1. Mobile technologies and everyday life
Keep a diary through a day of your use of digital mobile technologies. Pay attention to how you use it as an instrument but how you adapt to it. In the latter case, this might be, for instance, how you use your body to interact with it and how you interact between it and the spaces you use. Supplement this with your own photos or drawings of moments through that day, drawing attention to design elements in virtual and real space and how these are tied up. Present this as an investigative scrap book.
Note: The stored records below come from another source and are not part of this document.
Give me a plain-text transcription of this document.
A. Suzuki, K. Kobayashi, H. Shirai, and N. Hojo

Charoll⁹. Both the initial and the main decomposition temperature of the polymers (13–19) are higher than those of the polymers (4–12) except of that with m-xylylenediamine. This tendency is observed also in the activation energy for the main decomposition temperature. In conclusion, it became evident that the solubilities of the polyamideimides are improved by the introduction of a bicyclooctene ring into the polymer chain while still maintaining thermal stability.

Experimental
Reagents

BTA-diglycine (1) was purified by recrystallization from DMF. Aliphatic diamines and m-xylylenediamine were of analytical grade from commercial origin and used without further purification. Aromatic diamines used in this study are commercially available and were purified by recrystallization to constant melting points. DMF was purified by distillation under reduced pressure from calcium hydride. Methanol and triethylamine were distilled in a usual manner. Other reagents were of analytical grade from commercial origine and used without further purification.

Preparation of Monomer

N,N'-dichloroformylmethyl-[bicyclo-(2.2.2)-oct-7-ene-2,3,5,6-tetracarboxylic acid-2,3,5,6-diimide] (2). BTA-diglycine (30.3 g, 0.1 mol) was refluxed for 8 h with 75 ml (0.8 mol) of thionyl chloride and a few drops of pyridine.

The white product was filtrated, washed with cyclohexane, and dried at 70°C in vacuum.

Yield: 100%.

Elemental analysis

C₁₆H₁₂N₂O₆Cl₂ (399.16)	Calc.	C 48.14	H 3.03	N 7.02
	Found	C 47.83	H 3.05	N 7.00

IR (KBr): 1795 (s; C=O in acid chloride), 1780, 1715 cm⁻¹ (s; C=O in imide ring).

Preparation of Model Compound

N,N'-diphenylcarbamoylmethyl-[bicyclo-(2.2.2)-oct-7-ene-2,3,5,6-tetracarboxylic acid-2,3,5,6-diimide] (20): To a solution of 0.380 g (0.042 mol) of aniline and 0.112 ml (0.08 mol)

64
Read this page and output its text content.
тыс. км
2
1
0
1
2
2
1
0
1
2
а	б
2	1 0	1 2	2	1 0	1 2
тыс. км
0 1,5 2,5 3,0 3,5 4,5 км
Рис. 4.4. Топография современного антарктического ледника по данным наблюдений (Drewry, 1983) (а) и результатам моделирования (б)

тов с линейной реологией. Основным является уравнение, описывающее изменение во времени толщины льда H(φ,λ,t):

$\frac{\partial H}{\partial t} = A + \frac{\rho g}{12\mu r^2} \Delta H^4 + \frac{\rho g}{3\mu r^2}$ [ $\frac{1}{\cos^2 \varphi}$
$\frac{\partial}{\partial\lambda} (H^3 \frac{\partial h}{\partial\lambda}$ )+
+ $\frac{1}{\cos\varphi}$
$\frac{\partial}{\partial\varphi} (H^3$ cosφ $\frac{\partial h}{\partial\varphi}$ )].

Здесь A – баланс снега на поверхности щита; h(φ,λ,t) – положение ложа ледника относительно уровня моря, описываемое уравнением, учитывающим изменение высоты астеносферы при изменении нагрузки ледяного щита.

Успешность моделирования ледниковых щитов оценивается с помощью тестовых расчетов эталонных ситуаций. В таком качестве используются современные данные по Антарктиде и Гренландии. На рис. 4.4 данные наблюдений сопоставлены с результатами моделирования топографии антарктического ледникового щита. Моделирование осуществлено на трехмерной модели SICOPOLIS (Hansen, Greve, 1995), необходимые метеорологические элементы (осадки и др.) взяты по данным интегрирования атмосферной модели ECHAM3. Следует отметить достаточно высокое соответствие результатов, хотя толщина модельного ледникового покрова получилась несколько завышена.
2. Intellectual property and design
Included in this chapter is a discussion of 'the competition of monopolies' and 'scripting and metadata'. This draws attention to how design is closely bound up with the enforcement of intellectual property rights (IPR). Many global companies such as Apple and Samsung have been involved in long court cases with regards to this issue. Discuss and speculate on how (IPR) affects the work of designers. What opportunities and constraints does it produce? How does open source benefit or challenge designers?